I say his name to myself. Clement. I think of him curled up into a ball on the pavement, knocked out cold. Clement. Clemency. Clement. I make a pact with myself. I make a point of it. I make a date down deep, past my skin and my bones and deep into my blood, into my soul.
See you in 2090. See you in 2090, when flying cars are whizzing by and you can get from here to China and back in the blink of an eye. See you in 3060, when people are made of metal and you don’t even need a flying car anyways and you can look up fighting in the history books. See you in 4070, when there’s smoke billowing up from the red-crater horizon and it’s hotter than Mexico with dust and dirt and a
few scavengers holding on, scraping by. And on and on till the moon gives way and the sun kills itself and the stars fall from the sky.
I guess I’ll see you then.
TWENTY–SEVEN
Cheapest motherfuckers in the world. Rich people.”
We’re barreling west on I-70, cutting a swath through the night, with rocks popping up at our sides, red and mysterious, like somewhere in the night we landed on Mars and just kept going.
“They count their pennies, Luli. Don’t think that they don’t. I know. I used to work as a busboy back at Kirby’s in Omaha. You’d never get a good tip from a rich person. Never. They’d stiff ya every time.
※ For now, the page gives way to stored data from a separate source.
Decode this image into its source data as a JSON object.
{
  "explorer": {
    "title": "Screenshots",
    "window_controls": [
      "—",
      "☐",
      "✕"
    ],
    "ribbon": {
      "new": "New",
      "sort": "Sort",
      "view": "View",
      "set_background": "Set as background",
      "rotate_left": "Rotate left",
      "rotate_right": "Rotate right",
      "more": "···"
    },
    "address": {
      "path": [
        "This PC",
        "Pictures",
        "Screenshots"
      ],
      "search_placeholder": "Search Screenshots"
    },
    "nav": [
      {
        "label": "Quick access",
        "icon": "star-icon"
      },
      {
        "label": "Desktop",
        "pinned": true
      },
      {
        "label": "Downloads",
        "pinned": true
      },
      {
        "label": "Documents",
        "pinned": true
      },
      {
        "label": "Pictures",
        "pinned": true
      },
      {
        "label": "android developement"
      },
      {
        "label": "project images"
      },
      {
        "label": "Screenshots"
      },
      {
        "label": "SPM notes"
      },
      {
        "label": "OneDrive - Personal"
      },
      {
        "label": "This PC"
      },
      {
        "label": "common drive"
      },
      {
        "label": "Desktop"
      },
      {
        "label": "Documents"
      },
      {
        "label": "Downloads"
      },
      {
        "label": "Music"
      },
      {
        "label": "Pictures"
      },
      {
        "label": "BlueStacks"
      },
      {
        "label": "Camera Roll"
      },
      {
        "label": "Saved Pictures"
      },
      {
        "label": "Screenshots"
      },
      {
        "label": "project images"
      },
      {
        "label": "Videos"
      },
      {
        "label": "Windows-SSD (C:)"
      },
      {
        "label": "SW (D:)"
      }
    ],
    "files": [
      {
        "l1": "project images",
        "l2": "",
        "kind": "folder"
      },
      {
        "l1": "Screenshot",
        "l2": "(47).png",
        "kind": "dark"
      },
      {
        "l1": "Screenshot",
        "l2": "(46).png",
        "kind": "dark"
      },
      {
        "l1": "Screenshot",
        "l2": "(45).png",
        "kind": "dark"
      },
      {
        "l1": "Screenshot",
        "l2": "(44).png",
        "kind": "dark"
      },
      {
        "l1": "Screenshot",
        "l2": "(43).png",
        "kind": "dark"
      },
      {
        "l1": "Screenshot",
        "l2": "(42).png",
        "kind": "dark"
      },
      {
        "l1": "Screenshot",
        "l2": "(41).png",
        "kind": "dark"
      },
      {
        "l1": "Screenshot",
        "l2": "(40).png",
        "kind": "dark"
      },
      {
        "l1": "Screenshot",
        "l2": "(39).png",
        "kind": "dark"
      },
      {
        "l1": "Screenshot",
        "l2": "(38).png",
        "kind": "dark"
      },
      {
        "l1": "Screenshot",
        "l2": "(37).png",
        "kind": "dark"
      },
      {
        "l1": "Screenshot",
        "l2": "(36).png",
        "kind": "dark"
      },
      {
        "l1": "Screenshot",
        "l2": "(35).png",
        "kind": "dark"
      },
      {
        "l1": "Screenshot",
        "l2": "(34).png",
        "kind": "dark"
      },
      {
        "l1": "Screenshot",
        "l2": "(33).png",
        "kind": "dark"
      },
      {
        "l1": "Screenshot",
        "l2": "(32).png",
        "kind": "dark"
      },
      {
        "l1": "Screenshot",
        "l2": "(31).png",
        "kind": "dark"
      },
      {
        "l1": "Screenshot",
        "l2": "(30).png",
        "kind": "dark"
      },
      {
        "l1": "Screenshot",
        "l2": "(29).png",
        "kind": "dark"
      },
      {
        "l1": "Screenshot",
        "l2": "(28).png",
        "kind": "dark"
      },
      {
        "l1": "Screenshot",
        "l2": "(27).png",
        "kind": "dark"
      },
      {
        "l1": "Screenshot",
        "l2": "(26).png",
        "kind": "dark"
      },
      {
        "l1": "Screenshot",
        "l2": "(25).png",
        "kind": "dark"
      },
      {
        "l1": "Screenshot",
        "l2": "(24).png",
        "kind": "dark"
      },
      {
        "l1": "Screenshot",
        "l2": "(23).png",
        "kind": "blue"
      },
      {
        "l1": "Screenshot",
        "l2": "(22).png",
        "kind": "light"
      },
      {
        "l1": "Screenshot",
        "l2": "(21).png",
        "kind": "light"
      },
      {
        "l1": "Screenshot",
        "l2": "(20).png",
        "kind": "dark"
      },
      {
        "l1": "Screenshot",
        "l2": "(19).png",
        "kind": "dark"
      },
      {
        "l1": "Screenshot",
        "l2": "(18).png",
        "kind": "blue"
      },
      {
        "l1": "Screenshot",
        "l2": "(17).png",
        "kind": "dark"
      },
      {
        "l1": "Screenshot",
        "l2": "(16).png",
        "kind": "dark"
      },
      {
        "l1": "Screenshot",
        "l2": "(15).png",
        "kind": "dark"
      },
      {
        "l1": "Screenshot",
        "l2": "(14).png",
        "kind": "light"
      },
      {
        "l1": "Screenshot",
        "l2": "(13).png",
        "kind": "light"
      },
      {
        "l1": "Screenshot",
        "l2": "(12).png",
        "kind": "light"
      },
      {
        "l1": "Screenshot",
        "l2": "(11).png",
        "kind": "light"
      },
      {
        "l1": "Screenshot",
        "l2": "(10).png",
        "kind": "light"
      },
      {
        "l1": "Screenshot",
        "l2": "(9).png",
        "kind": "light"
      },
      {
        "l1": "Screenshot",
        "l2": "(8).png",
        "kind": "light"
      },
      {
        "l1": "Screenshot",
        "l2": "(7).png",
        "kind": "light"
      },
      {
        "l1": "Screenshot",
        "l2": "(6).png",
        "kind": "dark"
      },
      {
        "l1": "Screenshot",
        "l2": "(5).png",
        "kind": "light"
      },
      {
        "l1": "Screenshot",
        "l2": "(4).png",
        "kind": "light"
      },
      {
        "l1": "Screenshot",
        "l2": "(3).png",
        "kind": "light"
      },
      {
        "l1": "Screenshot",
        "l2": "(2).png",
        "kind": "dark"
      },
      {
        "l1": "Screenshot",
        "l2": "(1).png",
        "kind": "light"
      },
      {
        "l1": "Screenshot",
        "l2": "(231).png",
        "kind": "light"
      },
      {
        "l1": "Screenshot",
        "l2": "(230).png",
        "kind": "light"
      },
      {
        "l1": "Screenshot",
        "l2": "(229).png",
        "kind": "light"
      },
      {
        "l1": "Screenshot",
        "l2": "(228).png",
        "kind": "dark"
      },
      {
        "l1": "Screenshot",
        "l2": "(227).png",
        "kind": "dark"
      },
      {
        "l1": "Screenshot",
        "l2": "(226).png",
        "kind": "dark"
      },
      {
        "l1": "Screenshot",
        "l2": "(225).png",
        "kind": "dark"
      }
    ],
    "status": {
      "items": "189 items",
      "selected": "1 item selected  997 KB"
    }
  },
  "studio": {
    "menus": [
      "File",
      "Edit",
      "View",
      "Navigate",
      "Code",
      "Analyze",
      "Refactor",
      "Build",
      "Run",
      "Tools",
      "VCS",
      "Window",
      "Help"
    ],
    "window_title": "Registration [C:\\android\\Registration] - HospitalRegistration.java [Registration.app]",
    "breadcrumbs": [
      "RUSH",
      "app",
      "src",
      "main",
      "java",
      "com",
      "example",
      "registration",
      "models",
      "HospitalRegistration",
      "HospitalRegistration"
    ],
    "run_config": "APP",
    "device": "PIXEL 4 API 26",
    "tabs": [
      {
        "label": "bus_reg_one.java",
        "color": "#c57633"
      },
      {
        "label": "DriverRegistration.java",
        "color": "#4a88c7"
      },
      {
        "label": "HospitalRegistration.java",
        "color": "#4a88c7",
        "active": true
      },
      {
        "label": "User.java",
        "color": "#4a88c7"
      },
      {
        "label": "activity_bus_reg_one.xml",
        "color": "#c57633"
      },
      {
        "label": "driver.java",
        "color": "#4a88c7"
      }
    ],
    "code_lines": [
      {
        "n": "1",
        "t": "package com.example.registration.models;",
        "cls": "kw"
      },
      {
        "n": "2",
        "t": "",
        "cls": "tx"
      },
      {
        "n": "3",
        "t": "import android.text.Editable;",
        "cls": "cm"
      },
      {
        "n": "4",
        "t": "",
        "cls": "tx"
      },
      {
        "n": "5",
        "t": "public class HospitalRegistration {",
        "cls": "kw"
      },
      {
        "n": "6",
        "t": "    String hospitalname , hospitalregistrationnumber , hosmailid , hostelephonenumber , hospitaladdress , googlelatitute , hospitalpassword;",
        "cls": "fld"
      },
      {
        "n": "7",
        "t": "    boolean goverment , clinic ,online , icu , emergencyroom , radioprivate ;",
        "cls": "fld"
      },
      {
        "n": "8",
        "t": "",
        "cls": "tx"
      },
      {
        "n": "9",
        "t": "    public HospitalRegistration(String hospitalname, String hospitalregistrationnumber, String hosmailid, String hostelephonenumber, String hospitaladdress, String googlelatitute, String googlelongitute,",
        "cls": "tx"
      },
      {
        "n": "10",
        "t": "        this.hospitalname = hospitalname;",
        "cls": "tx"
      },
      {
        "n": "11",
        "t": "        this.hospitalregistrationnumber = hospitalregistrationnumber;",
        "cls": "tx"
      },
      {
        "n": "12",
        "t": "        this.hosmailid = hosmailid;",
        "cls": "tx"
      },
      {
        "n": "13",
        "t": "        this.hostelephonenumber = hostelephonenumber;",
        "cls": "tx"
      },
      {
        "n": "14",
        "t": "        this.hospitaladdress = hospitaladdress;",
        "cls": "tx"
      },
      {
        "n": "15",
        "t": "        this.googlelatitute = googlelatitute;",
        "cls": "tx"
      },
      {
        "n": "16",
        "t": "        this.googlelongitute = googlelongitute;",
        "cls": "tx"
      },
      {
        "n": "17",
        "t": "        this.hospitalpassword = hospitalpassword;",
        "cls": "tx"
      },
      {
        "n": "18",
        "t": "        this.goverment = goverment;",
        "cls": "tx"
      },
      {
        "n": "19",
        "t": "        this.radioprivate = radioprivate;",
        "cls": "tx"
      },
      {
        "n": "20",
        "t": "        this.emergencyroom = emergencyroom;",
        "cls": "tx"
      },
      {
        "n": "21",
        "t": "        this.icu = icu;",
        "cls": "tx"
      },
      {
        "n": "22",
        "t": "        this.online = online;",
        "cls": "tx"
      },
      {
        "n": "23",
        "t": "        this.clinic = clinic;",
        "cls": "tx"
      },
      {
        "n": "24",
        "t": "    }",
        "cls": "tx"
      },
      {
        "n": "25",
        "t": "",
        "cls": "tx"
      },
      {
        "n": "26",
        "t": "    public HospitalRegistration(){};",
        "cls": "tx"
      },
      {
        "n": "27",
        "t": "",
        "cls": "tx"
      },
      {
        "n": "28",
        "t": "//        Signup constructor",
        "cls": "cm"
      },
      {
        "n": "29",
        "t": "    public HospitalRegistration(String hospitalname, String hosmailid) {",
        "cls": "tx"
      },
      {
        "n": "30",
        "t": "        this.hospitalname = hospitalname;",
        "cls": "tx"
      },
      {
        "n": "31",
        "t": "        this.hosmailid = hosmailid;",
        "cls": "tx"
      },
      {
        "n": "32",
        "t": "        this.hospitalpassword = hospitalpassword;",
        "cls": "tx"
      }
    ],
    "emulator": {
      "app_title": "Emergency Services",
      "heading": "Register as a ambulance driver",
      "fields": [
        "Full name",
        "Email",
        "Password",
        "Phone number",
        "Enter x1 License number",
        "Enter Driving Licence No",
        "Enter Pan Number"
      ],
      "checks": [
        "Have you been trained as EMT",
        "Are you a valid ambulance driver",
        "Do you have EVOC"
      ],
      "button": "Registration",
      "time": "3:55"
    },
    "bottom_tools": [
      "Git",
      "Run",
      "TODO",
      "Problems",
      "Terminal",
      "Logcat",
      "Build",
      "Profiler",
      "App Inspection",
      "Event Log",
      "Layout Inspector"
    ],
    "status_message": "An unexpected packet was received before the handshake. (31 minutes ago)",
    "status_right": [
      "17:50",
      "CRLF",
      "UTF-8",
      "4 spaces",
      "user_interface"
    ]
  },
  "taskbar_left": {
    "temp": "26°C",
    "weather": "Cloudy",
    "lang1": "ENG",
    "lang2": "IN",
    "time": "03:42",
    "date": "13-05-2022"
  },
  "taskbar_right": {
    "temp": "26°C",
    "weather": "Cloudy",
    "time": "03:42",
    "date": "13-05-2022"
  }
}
Hell, they’d skip out on the check if they didn’t think they’d get caught and all their friends’d find out and they’d get kicked outta the country club. One guy left two pennies. Two pennies! They don’t know what it’s like. They don’t. They wanna think it’s your fault you’re poor. Cause that way they don’t have to feel guilty for being rich.”
I grab a cigarette off the dashboard and light it, peering out into the red rocks of Mars.
“Well, then, I guess you know just about everything.”
“Just about.” Eddie sneers at me through the side of his mouth, waiting for my reply. “I know a helluva lot more than you, anyways.”
I don’t give him the benefit of an answer. I start humming to myself instead, looking out the window, trying to break through the mystery of all those red rocks beyond the darkness, casually observing us flying by in our light ship down the road. The sky has a burning to it. There’s a crispness here, like it’s fall all year round and the stars are made of glass.
I open the window and put my face into the wind, thinking about 2090 and what it’ll be like a hundred years from now with spaceships zipping by and folks never getting old and robot slaves. I think about Clement and what it takes to get skin the color of olives, glowing from underneath, like there’s a light-bulb tucked behind your earlobes.